For a content-led business choosing between Ghost and WordPress, both can reach WCAG 2.2 Level AA, and the honest split is between fewer ways to go wrong and a higher ceiling. Ghost's narrow, writing-first scope and clean modern themes tend to produce good semantic structure - a single H1, ordered headings, real landmarks, alt-text support - by default, which gives a non-technical publisher a shorter and more reliable path to an accessible site, at the cost of a smaller tooling ecosystem and fewer ready-made audit plugins. WordPress offers the higher ceiling and the certainty that you can fix anything a scan finds, but that freedom cuts both ways: an accessibility-ready theme starts you in excellent shape, while a heavy page-builder theme or an inaccessible plugin can just as easily start you behind with skipped headings and clickable divs, and nothing warns a non-technical owner which they picked.

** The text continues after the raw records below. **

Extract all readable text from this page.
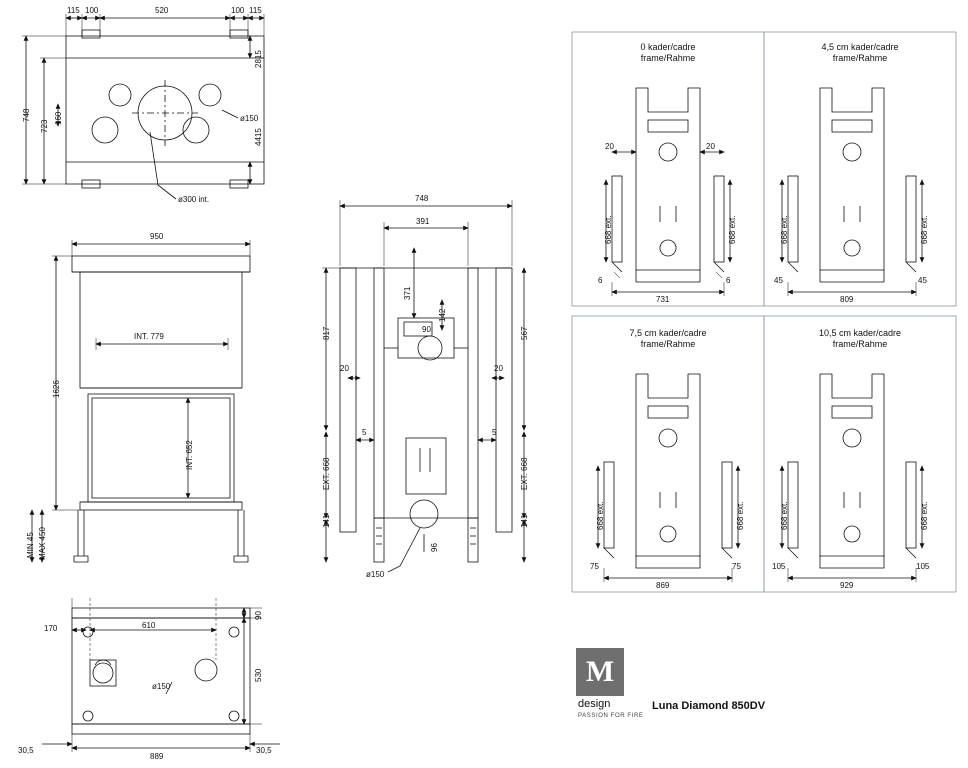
115 100	520	100 115
748
723
160
2815
4415
ø150
ø300 int.
950
1626
INT. 779
INT. 652
MIN 45 MAX 450
748
391
371
142
90
817	567
20	20
5	5
EXT. 668	EXT. 668
141	141
96
ø150
170	610
90
530
30,5
889
30,5
ø150
0 kader/cadre
frame/Rahme
20	20
668 ext.	668 ext.
6	6
731
4,5 cm kader/cadre
frame/Rahme
668 ext.	668 ext.
45	45
809
7,5 cm kader/cadre
frame/Rahme
668 ext.	668 ext.
75	75
869
10,5 cm kader/cadre
frame/Rahme
668 ext.	668 ext.
105	105
929
M
design
PASSION FOR FIRE
Luna Diamond 850DV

Choose Ghost if your site is fundamentally a blog, newsletter, or publication and you value good defaults and fewer pitfalls over extensibility; choose WordPress if you need the broader capability, have (or will hire) some technical help, and want the assurance that no platform limit will block full remediation - specifically by selecting an accessibility-ready theme and keeping plugins lean. On either platform the non-negotiables are the same: keep a logical heading hierarchy, add alt text to every meaningful image, ensure keyboard operability and visible focus, check contrast against your brand palette, and verify with a real screen reader (NVDA or VoiceOver) before publishing - because the conformance gap that invites a demand letter is in those details, not the platform you write in.